I have a short vacation in Island Resort last week. Love the unobstructed seaview, the pool and the facility. My friend who is the house owner intended to rent it out. It's high floor with 2550 s/f, 4+1 bedrooms with attached bathroom each. Furniture ready with air-cons, sofa, bed, kitchen cabinet, etc. If you know anyone interested, you may call/text him at 0165519730.


----------



## Macbook52

Hi Rusty,

I hope you're well and enjoying you life in Penang.

I came across your thread by accident as I am trying to find out if 10 Island Resort is a good investment. My wife and I are thinking of purchasing a 2500sft unit so we would greatly appreciate any opinions you may have.

I can see the average price for these are being advertised at 1.4m which seems pretty pricey. Are they actually going for this?

Hope to hear from you soon.

And thanks for any information you may have.

Macbook52


----------



## Rusty 747

Hi Macbook,

The short answer to your question is 'it depends.' 10 Island Resort is now old enough for the Developers guarantees to have expired. So, if you are buying a unit that someone has done nothing with, you will undoubtedly inherit a few developers faults that you will have to pay to rectify.

The interior finish to the units by Ivory is, quite frankly, a disgrace and we had to have all our internal walls replastered. Similarly the exterior paint has obviously been diluted to the point where they may as well not have bothered.

That said, the units are in a great location, have full sea views and if renovated sensibly should make a decent profit should you ever wish to sell.

1.4 million is typical of the price I have heard for an un-renovated unit. Budget about 250k on top of that to make it nice and fix faults.

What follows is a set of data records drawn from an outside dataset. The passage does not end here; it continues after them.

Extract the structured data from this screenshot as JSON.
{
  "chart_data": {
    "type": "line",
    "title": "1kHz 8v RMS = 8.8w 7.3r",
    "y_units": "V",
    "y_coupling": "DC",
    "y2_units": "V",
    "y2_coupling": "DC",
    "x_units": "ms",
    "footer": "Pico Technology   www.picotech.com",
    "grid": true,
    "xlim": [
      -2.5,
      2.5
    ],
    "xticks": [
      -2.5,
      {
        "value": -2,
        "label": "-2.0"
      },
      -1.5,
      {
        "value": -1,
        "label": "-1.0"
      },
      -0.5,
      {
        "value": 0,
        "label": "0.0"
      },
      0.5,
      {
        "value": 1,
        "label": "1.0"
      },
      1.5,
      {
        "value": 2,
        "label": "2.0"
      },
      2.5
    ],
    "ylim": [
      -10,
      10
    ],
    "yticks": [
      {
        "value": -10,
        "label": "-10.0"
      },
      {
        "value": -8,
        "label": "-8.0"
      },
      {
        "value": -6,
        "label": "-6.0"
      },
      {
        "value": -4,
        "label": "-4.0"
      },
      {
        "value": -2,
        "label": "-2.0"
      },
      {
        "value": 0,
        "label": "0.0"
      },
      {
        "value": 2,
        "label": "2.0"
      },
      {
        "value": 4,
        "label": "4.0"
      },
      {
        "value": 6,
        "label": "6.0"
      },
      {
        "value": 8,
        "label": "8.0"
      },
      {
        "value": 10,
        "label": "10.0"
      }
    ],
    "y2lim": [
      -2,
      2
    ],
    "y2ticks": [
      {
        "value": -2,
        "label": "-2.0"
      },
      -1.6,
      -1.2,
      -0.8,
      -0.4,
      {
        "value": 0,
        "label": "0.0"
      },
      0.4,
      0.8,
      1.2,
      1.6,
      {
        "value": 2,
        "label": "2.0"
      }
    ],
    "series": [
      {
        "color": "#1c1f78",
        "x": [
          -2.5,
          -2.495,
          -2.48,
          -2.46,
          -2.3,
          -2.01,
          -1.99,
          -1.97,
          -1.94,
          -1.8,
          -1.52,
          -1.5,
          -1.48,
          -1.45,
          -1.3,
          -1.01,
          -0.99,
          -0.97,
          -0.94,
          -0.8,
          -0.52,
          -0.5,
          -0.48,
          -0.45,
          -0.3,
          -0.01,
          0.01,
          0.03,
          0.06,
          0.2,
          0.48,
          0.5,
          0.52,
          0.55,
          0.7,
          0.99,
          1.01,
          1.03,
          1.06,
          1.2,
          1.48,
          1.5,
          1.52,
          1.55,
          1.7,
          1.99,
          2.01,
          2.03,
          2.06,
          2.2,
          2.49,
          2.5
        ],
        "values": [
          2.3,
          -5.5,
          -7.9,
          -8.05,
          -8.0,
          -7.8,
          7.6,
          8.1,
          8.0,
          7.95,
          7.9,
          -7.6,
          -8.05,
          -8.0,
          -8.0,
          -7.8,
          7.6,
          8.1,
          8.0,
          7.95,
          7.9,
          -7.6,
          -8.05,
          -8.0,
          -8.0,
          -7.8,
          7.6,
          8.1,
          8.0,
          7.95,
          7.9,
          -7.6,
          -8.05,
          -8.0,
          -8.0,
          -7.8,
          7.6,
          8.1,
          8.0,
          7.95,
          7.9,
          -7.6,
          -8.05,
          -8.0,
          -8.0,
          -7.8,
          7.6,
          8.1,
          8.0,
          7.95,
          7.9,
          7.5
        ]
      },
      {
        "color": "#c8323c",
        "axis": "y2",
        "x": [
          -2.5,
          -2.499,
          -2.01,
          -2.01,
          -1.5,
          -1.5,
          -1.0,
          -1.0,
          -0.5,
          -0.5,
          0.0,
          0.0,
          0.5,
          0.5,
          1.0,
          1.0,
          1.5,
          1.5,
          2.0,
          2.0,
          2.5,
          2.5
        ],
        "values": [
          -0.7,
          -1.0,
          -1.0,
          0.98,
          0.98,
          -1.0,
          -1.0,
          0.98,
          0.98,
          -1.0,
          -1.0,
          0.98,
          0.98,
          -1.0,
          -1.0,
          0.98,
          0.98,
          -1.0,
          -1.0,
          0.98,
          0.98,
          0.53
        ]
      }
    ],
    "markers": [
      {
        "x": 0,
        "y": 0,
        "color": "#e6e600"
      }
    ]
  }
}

Be very careful which interior designer you use as they vary in quality, reliability and integrity.


----------



## hss230867

Hi,

My wife and I recently visited 10 Island Resort and viewed the apartment unit, 2500 s/f and saw that it had great sea facing units. The agent informed us that the individual title has not yet been released and the developer is holding the master title. 
In some of the comments in this forum related to the 10 Island Towers there some of the foreigners who have purchased the units.
Feedback is appreciated on how the maintenance, grounds up keep, any issues we should be aware etc. 

Thank you


----------